Eco efficiency reflects the company's environmental performance beyond the basic measures of environmental compliance and pollution control. In general, eco efficiency can be defined as creating value with fewer environmental resources, which is associated with lower environmental impacts such as less pollution or depletion of natural resources. It is seen as a form of environmental stewardship with proactive environmental management. Improved environmental performance is achieved through operational efficiency changes, rather than tackling pollution at the "end of the line" by adopting standards (Guenster 2011, pp. 679-704).
In business, eco efficiency can be applied as a corporate concept at the product, company, group or sector level, or considered as sustainable development at the company level. Eco efficiency is often associated with the terms zero emissions, resource productivity, factor X, pollution prevention, cleaner production, source reduction, waste reduction, waste minimization, life cycle management, environmental management systems, and design for environment. A well-known criticism of eco efficiency is that it neglects the social aspects of sustainable development. In summary, there are 4 different definitions (Koskela, Vehmas 2012, pp. 546-566):
- Eco efficiency means producing more with less.
- Eco efficiency means creating more value with less environmental impact.
- Eco efficiency means reducing the environmental intensity of economic output.
- Eco efficiency is a management strategy through which a company simultaneously improves its economic and environmental performance.
The World Business Council for Sustainable Development (WBCSD) defined in 2006 eco efficiency as followed: “Eco efficiency is achieved by the delivery of competitively priced goods and services that satisfy human needs and bring quality of life, while progressively reducing ecological impacts and resource intensity throughout the life-cycle to a level at least in line with the Earth’s estimated carrying capacity” (WBCSD 2006).
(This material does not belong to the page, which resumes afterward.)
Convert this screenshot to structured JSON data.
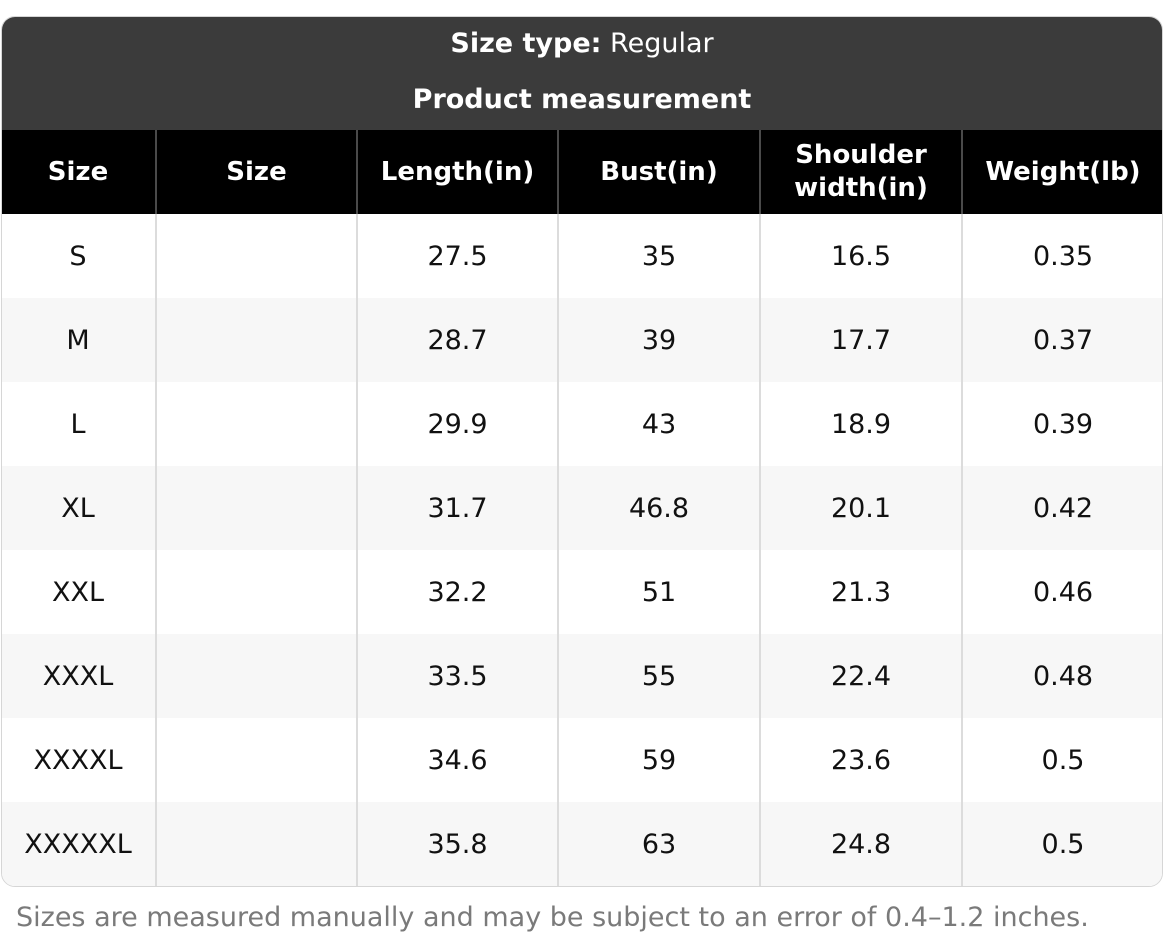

Moreover, the WBCSD formulated 7 goals through which eco efficiency can be improved (Koskela, Vehmas 2012, pp. 546-566):
- Reducing material intensity
- Reducing energy intensity
- Reducing toxic dispersion
- Enhancing recyclability
- Maximizing the sustainable use of renewable resources
- Extending product durability
- Increasing service intensity
Eco efficiency analysis
For managers, decision-makers, and customers to assess a product or business' performance within a structured replicable framework, eco efficiency analysis (EEA) has grown in importance. Consideration of the life cycle performance of products or services becomes a more natural and necessary part of daily business operations for larger organizations. Eco efficiency analyses are becoming a common part of the decision-making process at many businesses. As a result, BASF established its initial eco efficiency analysis as a comprehensive methodology in 1996. The analysis weighs a product's cost-effectiveness in proportion to its environmental impact. The environmental assessment is based on the following predetermined set of environmental impact categories (Grosse-Sommer et al 2020):
- climate change
- ozone depletion
- photochemical ozone formation
- solid wastes
- emissions to water
- resource consumption
- energy consumption
- land use
- water use
- human toxicity and risk
In-house Life Cycle Assessment (LCA) methods were developed for several topics, including resource consumption, human toxicity, emissions to water, and solid waste, to help practitioners make the most of the information at their disposal. The assessments contain aggregated total eco efficiency performance information that incorporates life cycle costs and comprehensive environmental information that illustrates the contributions of several life cycle processes in each impact category. The BASF eco efficiency analysis Toolbox offers specialized sustainability analyses based on established impact assessment procedures, delivering trustworthy and credible data for communication and decision-making (Grosse-Sommer et al 2020).
- Eco-efficiency (2006), World Business Council for Sustainable Development (WBCSD).
- Grosse-Sommer, A. P., Grünenwald, T. H., Paczkowski, N. S., van Gelder, R. N. M. R., & Saling, P. R.(2020), Applied sustainability in industry: The BASF eco-efficiency toolbox. "Journal of Cleaner Production", Vol. 258.
- Guenster, N., Bauer, R., Derwall, J., & Koedijk, K. (2011), The Economic Value of Corporate Eco-Efficiency. "European Financial Management", 17(4).
- Koskela, M., Vehmas, J. (2012), Defining Eco-efficiency: A Case Study on the Finnish Forest Industry. "Business Strategy and the Environment", 21(8).